Hemab Therapeutics has begun dosing the first participant in a Phase 2 trial to evaluate the effectiveness of HMB-001 for Glanzmann's Thrombasthenia
Hemab Therapeutics, an innovative biotech firm leading the charge in crafting groundbreaking preventive treatments for critical and frequently neglected coagulation and thrombosis ailments, has disclosed the successful conclusion of the initial phase, which focused on the single-dose escalation, of their two-part clinical trial. The company is now advancing to the second phase, which will examine the effects of repeated dose increments, in the ongoing Phase 1/2 trial evaluating HMB-001 in patients with Glanzmann Thrombasthenia—this rare blood condition leads to intense and dangerous hemorrhagic incidents.
👇Please click on the image below to directly access the latest data (R&D Status | Core Patent | Clinical Trial | Approval status in Global countries) of this drug.
The firm has publicized that Hemab's experimental drug application for HMB-001 targeting Glanzmann Thrombasthenia (GT) has obtained the green light from the U.S. Food and Drug Administration, paving the way for patient recruiting within the United States. The initial segment of the clinical trial, which is Phase 1, reached completion in the UK. Phase 2 is set to broaden its reach by incorporating multiple new locations throughout Europe and the United States.
Furthermore, the FDA has endowed HMB-001 with the Fast Track status, acknowledging the critical and pressing demand for novel therapies addressing GT. This designation allows Hemab to engage in more regular dialogues with the FDA, thereby expediting the progression of HMB-001.

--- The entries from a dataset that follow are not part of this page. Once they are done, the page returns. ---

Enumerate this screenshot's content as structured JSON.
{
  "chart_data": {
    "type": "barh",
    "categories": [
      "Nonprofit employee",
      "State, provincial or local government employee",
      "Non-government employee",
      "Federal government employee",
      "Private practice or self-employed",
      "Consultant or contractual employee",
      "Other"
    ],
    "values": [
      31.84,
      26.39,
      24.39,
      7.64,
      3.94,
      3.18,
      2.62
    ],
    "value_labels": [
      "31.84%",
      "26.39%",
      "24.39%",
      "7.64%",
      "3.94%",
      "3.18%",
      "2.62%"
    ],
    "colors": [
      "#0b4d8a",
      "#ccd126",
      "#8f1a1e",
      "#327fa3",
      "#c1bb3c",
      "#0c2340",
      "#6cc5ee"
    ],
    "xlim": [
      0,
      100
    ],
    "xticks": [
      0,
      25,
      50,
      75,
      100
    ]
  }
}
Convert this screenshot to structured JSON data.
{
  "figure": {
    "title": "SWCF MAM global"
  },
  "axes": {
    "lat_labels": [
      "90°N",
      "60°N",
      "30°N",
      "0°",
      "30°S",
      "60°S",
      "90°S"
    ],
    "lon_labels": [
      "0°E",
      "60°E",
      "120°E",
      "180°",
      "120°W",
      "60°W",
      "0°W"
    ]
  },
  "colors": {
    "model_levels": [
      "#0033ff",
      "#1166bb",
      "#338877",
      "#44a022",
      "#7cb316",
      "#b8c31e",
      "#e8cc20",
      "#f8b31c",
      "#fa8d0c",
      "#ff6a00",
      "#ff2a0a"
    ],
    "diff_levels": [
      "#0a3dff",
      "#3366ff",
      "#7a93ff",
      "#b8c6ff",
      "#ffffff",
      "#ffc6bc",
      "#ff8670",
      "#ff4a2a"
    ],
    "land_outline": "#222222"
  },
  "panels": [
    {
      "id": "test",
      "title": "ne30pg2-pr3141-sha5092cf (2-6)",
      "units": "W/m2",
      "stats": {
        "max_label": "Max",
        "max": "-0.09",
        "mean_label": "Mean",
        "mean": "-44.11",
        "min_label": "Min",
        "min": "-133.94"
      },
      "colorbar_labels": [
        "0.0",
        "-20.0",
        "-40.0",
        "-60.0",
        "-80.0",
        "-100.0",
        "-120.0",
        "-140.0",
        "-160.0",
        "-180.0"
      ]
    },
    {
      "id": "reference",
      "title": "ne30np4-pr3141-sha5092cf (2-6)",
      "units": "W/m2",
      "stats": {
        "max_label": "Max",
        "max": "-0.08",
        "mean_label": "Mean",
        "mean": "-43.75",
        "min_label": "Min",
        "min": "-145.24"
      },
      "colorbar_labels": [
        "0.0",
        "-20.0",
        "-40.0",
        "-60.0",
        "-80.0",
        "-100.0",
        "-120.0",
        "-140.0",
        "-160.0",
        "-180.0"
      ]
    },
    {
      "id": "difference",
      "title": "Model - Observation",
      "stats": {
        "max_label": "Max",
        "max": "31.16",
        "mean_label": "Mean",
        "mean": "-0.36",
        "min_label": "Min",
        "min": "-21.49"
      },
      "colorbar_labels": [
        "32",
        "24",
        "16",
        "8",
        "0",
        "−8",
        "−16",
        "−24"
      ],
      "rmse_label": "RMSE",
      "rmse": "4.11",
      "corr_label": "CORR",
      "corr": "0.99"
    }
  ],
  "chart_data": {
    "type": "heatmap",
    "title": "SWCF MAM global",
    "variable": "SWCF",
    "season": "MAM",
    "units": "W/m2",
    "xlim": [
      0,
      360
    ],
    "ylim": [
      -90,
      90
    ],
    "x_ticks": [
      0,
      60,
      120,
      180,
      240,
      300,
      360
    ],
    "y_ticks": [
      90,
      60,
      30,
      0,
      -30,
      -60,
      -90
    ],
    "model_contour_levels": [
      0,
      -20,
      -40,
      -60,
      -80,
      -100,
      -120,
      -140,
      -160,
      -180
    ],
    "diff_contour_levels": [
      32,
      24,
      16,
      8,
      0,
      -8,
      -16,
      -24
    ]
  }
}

Dr. Benny Sorensen, MD, PhD, and CEO of Hemab, expressed concern for individuals afflicted with Glanzmann Thrombasthenia, as they struggle with recurrent, and sometimes severe, hemorrhages which can pose a severe threat to their health and substantially diminish their life quality. He emphasized that there is an absence of preventative treatments currently available that could effectively mitigate or halt such episodes of bleeding.
The ongoing Phase 1/2 clinical trial is designed to assess the safety, tolerability, pharmacodynamics, and pharmacokinetics of HMB-001, in addition to initial effectiveness indicators that will be determined by observing alterations in bleeding occurrence.
This comprehensive study encompasses three distinct segments: Part A, which involves a single ascending dose; Part B, multiple ascending doses; and Part C, which involves extended dosing. Hemab anticipates disclosing results from the first Phase 1 segment concerning the single ascending dose at a major international scientific conference slated for early 2024.
👇Please click on the picture link below for free registration or login directly if you have freemium accounts, you can browse the latest research progress on drugs, indications, organizations, clinical trials, clinical results, and drug patents related to this target.
According to the data provided by the Synapse Database, As of December 17, 2023, there are 1 investigational drugs for the TLT1 and factor VIIa target, including 5 indications, 1 R&D institutions involved, with related clinical trials reaching 1, and as many as 2 patents.
HMB-001 is bispecific antibody that binds and stabilizes endogenous factor VIIa with one antibody arm and binds to TLT-1 on activated platelets with the other arm. HMB-001 is designed to be a first-in-class prophylactic treatment for Glanzmann Thrombasthenia with the potential to treat other debilitating rare bleeding disorders.